Fix 5 — Switch to faster-whisper (the practical solution for large models)

faster-whisper is a CTranslate2-based reimplementation of Whisper. Same models, fraction of the VRAM:

pip install faster-whisper

from faster_whisper import WhisperModel

# int8 quantization — lowest VRAM, still solid quality
model = WhisperModel("large-v3", device="cuda", compute_type="int8")

segments, info = model.transcribe("audio.mp3", beam_size=5)
for segment in segments:
    print(f"[{segment.start:.2f}s -> {segment.end:.2f}s] {segment.text}")

With compute_type="int8", large-v3 drops from ~10 GB to around 3–4 GB VRAM. That's the difference between OOM and a smooth run on a 6 GB card.

Your compute_type options:

float16 — default GPU mode, ~half the fp32 footprint
int8_float16 — good balance of speed and accuracy
int8 — lowest VRAM, slight accuracy trade-off (usually unnoticeable)

Fix 6 — Chunk long audio files

Very long recordings cause peak allocations that tip you over the limit even when the model loads fine.
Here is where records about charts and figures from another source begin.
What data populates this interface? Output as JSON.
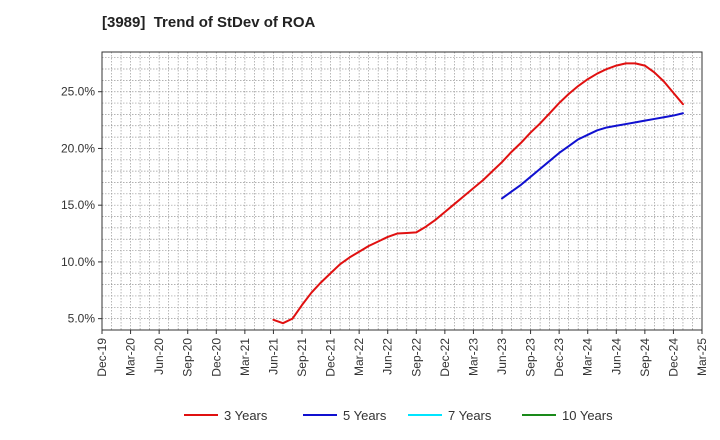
{
  "chart_data": {
    "type": "line",
    "title": "[3989]  Trend of StDev of ROA",
    "xlabel": "",
    "ylabel": "",
    "x_ticks": [
      "Dec-19",
      "Mar-20",
      "Jun-20",
      "Sep-20",
      "Dec-20",
      "Mar-21",
      "Jun-21",
      "Sep-21",
      "Dec-21",
      "Mar-22",
      "Jun-22",
      "Sep-22",
      "Dec-22",
      "Mar-23",
      "Jun-23",
      "Sep-23",
      "Dec-23",
      "Mar-24",
      "Jun-24",
      "Sep-24",
      "Dec-24",
      "Mar-25"
    ],
    "y_ticks": [
      "5.0%",
      "10.0%",
      "15.0%",
      "20.0%",
      "25.0%"
    ],
    "y_tick_values": [
      5,
      10,
      15,
      20,
      25
    ],
    "ylim": [
      4.0,
      28.5
    ],
    "xlim": [
      "Dec-19",
      "Mar-25"
    ],
    "grid": true,
    "legend_position": "bottom",
    "series": [
      {
        "name": "3 Years",
        "color": "#e01010",
        "points": [
          [
            "Jun-21",
            4.9
          ],
          [
            "Jul-21",
            4.6
          ],
          [
            "Aug-21",
            5.0
          ],
          [
            "Sep-21",
            6.2
          ],
          [
            "Oct-21",
            7.3
          ],
          [
            "Nov-21",
            8.2
          ],
          [
            "Dec-21",
            9.0
          ],
          [
            "Jan-22",
            9.8
          ],
          [
            "Feb-22",
            10.4
          ],
          [
            "Mar-22",
            10.9
          ],
          [
            "Apr-22",
            11.4
          ],
          [
            "May-22",
            11.8
          ],
          [
            "Jun-22",
            12.2
          ],
          [
            "Jul-22",
            12.5
          ],
          [
            "Aug-22",
            12.55
          ],
          [
            "Sep-22",
            12.6
          ],
          [
            "Oct-22",
            13.1
          ],
          [
            "Nov-22",
            13.7
          ],
          [
            "Dec-22",
            14.4
          ],
          [
            "Jan-23",
            15.1
          ],
          [
            "Feb-23",
            15.8
          ],
          [
            "Mar-23",
            16.5
          ],
          [
            "Apr-23",
            17.2
          ],
          [
            "May-23",
            18.0
          ],
          [
            "Jun-23",
            18.8
          ],
          [
            "Jul-23",
            19.7
          ],
          [
            "Aug-23",
            20.5
          ],
          [
            "Sep-23",
            21.4
          ],
          [
            "Oct-23",
            22.2
          ],
          [
            "Nov-23",
            23.1
          ],
          [
            "Dec-23",
            24.0
          ],
          [
            "Jan-24",
            24.8
          ],
          [
            "Feb-24",
            25.5
          ],
          [
            "Mar-24",
            26.1
          ],
          [
            "Apr-24",
            26.6
          ],
          [
            "May-24",
            27.0
          ],
          [
            "Jun-24",
            27.3
          ],
          [
            "Jul-24",
            27.5
          ],
          [
            "Aug-24",
            27.5
          ],
          [
            "Sep-24",
            27.3
          ],
          [
            "Oct-24",
            26.7
          ],
          [
            "Nov-24",
            25.9
          ],
          [
            "Dec-24",
            24.9
          ],
          [
            "Jan-25",
            23.9
          ]
        ]
      },
      {
        "name": "5 Years",
        "color": "#1010d0",
        "points": [
          [
            "Jun-23",
            15.6
          ],
          [
            "Jul-23",
            16.2
          ],
          [
            "Aug-23",
            16.8
          ],
          [
            "Sep-23",
            17.5
          ],
          [
            "Oct-23",
            18.2
          ],
          [
            "Nov-23",
            18.9
          ],
          [
            "Dec-23",
            19.6
          ],
          [
            "Jan-24",
            20.2
          ],
          [
            "Feb-24",
            20.8
          ],
          [
            "Mar-24",
            21.2
          ],
          [
            "Apr-24",
            21.6
          ],
          [
            "May-24",
            21.85
          ],
          [
            "Jun-24",
            22.0
          ],
          [
            "Jul-24",
            22.15
          ],
          [
            "Aug-24",
            22.3
          ],
          [
            "Sep-24",
            22.45
          ],
          [
            "Oct-24",
            22.6
          ],
          [
            "Nov-24",
            22.75
          ],
          [
            "Dec-24",
            22.9
          ],
          [
            "Jan-25",
            23.1
          ]
        ]
      },
      {
        "name": "7 Years",
        "color": "#00e5ff",
        "points": []
      },
      {
        "name": "10 Years",
        "color": "#1a8a1a",
        "points": []
      }
    ]
  }
}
Splitting into 10-minute chunks keeps memory usage flat:

from pydub import AudioSegment
import whisper
import os

model = whisper.load_model("medium")
audio = AudioSegment.from_file("long_audio.mp3")

chunk_length_ms = 10 * 60 * 1000  # 10 minutes
chunks = [audio[i:i+chunk_length_ms] for i in range(0, len(audio), chunk_length_ms)]

full_text = []
for i, chunk in enumerate(chunks):
    chunk_path = f"/tmp/chunk_{i}.mp3"
    chunk.export(chunk_path, format="mp3")
    result = model.transcribe(chunk_path)
    full_text.append(result["text"])
    os.remove(chunk_path)

print(" ".join(full_text))

Verify it's actually fixed

Watch VRAM in real time while Whisper runs:

# In a separate terminal
watch -n 1 nvidia-smi

You want to see VRAM climb when the model loads, then hold steady during transcription. A spike-then-crash pattern means you're still over the limit.
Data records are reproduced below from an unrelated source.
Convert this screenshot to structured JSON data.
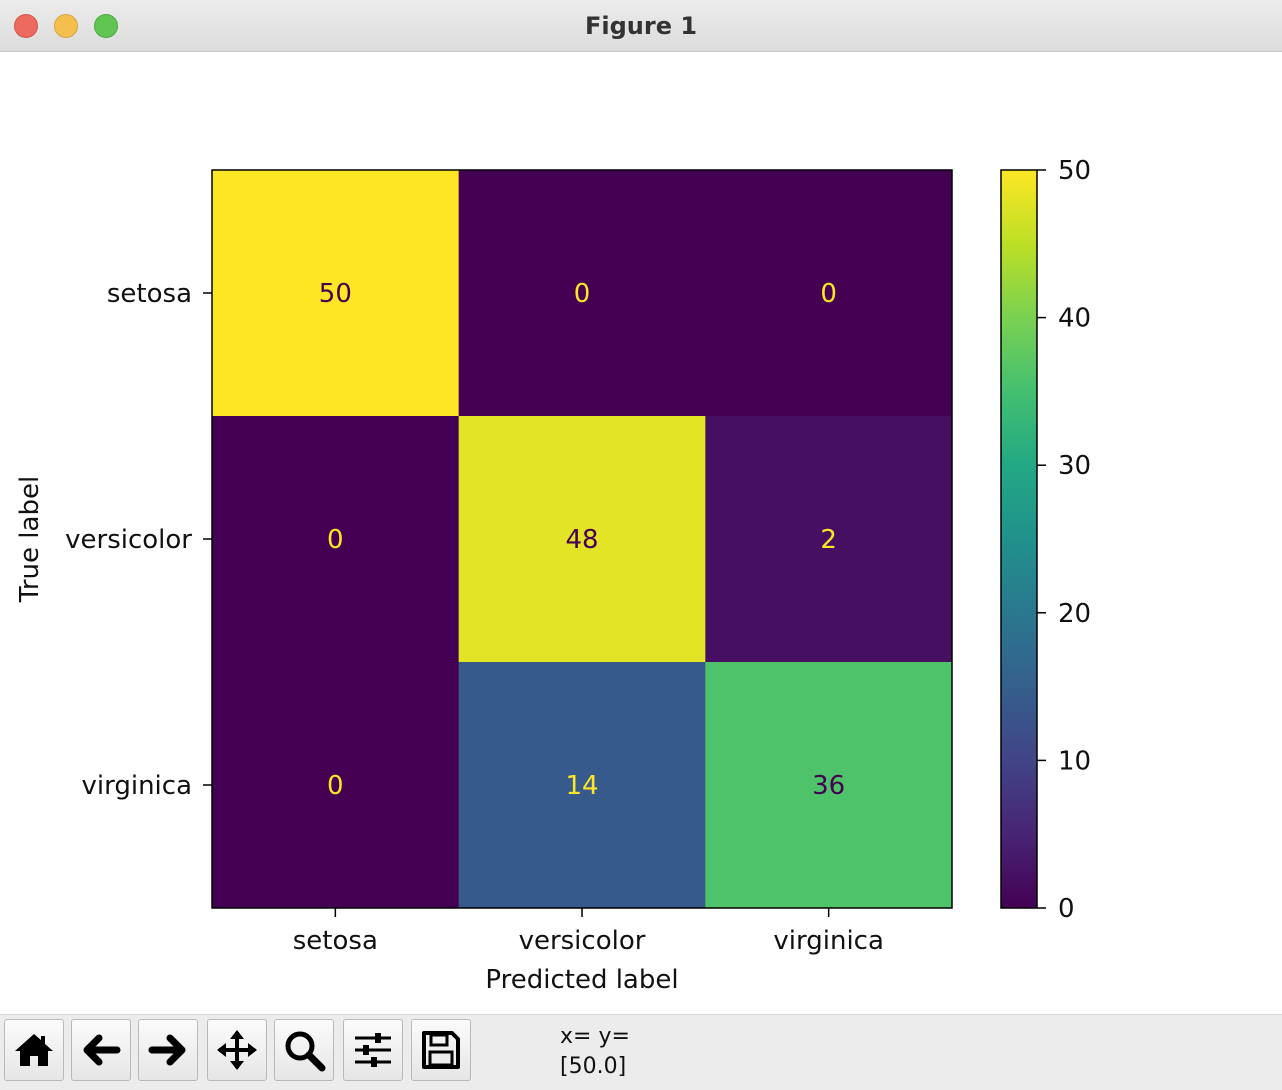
{
  "window": {
    "title": "Figure 1"
  },
  "toolbar": {
    "buttons": [
      {
        "name": "home-icon"
      },
      {
        "name": "back-arrow-icon"
      },
      {
        "name": "forward-arrow-icon"
      },
      {
        "name": "pan-move-icon"
      },
      {
        "name": "zoom-magnifier-icon"
      },
      {
        "name": "configure-subplots-icon"
      },
      {
        "name": "save-floppy-icon"
      }
    ]
  },
  "coords": {
    "line1": "x= y=",
    "line2": "[50.0]"
  },
  "chart_data": {
    "type": "heatmap",
    "xlabel": "Predicted label",
    "ylabel": "True label",
    "x_categories": [
      "setosa",
      "versicolor",
      "virginica"
    ],
    "y_categories": [
      "setosa",
      "versicolor",
      "virginica"
    ],
    "values": [
      [
        50,
        0,
        0
      ],
      [
        0,
        48,
        2
      ],
      [
        0,
        14,
        36
      ]
    ],
    "cell_labels": [
      [
        "50",
        "0",
        "0"
      ],
      [
        "0",
        "48",
        "2"
      ],
      [
        "0",
        "14",
        "36"
      ]
    ],
    "colormap": "viridis",
    "colorbar": {
      "min": 0,
      "max": 50,
      "ticks": [
        "0",
        "10",
        "20",
        "30",
        "40",
        "50"
      ]
    },
    "text_colors": {
      "on_dark": "#fde725",
      "on_light": "#440154"
    }
  }
}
After a successful run, check peak usage from Python:

import torch
print(f"Peak VRAM: {torch.cuda.max_memory_allocated() / 1024**3:.2f} GB")
print(f"Currently allocated: {torch.cuda.memory_allocated() / 1024**3:.2f} GB")

What I actually use

On an 8 GB card, my default is faster-whisper with large-v3 + int8. It fits comfortably, runs fast, and the quality is nearly identical to the original large model. I only fall back to the original whisper library when a specific integration requires it.

Stuck with the original library and a small GPU? medium + fp16=True is the sweet spot.